L'accès à la propriété favorisé

Toutefois, considérer la politique du logement à travers le seul prisme de l'offre serait une erreur, surtout dans les zones tendues où les déséquilibres entre l'offre et la demande sont structurels. Une politique visant à soutenir la demande doit donc être aussi mise en oeuvre. Là aussi, le gouvernement a déjà pris des mesures allant dans ce sens afin notamment de favoriser l'accession à la propriété. L'élargissement du prêt à taux zéro dans le neuf et dans l'ancien depuis le 1er janvier dernier est en l'exemple le plus connu. Une autre possibilité innovante pour détendre les marchés immobiliers serait de proposer un plus grand nombre de biens locatifs à des loyers dits « intermédiaires » pour les classes moyennes, c'est-à-dire à des prix 15 à 20 % inférieurs à ceux du marché. La Ville de Paris expérimente ainsi deux dispositifs de ce type : d'une part, l'encadrement des loyers qui déplaît à certains mais qui, dans une zone aussi recherchée, pourrait redonner du pouvoir d'achat aux classes moyennes. D'autre part, afin de satisfaire davantage les propriétaires et les professionnels de l'immobilier, la capitale a instauré une mesure financièrement incitative nommée « Multiloc' » qui remet sur le marché locatif des biens vacants à des loyers 20 % inférieurs à ceux du marché, et sous conditions de revenus du locataire.

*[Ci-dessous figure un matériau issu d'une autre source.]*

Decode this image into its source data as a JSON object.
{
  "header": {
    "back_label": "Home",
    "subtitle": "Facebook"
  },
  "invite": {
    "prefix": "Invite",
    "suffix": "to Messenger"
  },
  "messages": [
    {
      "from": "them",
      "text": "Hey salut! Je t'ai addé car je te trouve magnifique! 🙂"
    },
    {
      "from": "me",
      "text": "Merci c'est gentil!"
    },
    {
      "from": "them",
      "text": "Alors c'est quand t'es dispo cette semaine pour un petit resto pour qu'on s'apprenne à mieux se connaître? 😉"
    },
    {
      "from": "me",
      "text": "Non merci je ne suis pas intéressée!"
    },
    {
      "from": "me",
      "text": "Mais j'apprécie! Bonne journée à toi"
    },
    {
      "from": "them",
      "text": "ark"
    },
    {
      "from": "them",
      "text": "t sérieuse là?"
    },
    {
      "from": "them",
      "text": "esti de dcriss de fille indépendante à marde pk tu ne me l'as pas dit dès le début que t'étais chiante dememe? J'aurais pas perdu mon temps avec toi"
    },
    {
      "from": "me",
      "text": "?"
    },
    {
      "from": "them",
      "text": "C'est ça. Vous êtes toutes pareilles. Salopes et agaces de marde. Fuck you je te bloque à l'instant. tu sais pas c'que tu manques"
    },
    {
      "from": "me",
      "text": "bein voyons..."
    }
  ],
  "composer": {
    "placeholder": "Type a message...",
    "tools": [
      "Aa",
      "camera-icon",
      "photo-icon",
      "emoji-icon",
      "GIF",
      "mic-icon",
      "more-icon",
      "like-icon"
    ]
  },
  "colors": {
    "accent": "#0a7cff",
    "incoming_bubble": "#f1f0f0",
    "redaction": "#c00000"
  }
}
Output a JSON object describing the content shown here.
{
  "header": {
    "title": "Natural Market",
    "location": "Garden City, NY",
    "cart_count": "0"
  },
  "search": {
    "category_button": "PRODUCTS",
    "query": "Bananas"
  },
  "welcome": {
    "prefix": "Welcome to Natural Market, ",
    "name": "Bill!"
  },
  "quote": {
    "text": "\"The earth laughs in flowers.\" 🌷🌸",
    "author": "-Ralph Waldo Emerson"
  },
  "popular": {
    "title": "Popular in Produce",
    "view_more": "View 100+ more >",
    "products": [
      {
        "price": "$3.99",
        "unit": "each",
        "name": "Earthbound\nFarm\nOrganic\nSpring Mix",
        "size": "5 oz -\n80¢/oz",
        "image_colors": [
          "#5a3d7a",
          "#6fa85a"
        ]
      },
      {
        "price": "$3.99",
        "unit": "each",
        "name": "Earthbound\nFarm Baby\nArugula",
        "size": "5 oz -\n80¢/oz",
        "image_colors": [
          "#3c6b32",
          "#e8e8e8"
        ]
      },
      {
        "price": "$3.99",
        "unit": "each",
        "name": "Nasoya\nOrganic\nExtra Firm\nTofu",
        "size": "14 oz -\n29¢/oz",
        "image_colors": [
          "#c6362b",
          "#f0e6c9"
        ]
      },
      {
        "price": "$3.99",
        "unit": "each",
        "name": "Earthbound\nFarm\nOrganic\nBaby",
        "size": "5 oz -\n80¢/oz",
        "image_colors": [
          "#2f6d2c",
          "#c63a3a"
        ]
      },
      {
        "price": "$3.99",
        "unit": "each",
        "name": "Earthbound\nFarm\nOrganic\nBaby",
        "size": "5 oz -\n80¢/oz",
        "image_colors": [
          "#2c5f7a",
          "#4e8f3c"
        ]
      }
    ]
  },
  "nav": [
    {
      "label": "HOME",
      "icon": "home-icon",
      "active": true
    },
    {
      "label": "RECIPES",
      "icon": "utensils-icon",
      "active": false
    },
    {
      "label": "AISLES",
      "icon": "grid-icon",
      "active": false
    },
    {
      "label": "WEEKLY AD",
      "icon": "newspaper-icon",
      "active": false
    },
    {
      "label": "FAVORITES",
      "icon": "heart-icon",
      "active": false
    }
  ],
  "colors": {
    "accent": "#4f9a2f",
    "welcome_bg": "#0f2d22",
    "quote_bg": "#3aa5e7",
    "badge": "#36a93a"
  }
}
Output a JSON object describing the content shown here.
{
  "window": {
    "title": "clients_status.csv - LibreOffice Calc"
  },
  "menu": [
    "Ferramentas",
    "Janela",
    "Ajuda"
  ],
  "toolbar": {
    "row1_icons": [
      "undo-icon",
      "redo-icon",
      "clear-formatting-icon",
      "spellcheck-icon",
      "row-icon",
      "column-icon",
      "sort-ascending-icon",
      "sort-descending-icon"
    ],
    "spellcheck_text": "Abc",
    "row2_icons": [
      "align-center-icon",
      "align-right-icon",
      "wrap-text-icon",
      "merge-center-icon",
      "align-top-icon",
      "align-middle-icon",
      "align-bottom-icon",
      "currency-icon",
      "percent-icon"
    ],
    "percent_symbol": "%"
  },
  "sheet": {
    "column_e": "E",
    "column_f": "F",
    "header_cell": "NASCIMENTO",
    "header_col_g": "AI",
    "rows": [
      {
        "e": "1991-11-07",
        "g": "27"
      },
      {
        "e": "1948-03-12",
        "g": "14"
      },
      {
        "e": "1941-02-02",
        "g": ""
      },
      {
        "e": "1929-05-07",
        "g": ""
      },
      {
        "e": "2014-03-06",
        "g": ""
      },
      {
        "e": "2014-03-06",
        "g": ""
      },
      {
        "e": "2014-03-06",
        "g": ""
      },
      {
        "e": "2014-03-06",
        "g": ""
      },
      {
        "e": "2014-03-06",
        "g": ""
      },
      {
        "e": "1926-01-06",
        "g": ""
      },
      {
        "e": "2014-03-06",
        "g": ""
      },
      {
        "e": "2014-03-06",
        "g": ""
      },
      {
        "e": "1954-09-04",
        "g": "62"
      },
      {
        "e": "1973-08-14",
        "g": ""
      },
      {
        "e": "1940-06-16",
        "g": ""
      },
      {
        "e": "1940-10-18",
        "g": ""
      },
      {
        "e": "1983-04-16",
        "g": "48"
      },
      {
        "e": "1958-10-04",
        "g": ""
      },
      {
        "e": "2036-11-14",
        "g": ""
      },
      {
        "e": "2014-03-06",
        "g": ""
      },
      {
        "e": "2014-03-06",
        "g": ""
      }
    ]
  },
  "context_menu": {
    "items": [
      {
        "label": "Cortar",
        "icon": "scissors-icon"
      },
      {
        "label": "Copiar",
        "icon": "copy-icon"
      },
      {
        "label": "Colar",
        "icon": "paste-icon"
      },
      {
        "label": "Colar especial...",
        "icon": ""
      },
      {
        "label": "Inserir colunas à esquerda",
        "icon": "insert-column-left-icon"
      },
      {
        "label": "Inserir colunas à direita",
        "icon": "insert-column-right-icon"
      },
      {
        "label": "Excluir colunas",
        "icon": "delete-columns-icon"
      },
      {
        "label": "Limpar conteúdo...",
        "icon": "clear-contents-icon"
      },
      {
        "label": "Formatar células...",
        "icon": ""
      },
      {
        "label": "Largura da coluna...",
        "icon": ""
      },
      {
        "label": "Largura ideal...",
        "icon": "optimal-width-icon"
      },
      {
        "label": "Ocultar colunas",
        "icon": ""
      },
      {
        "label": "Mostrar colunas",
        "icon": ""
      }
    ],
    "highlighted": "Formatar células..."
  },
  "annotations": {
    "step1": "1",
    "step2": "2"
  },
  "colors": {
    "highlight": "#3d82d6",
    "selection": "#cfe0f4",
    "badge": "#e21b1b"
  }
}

Enfin, la colocation et la cohabitation intergénérationnelle (un jeune logé par un senior) sont deux pratiques déjà anciennes qui se démocratisent de plus en plus. Elles restent néanmoins des solutions de fortune pour des personnes ne pouvant assumer seules le prix d'un loyer. Autant d'exemples qui pourraient, mis bout à bout, permettre à terme de déverrouiller les marchés les plus tendus et ainsi inclure davantage les foyers les plus modestes.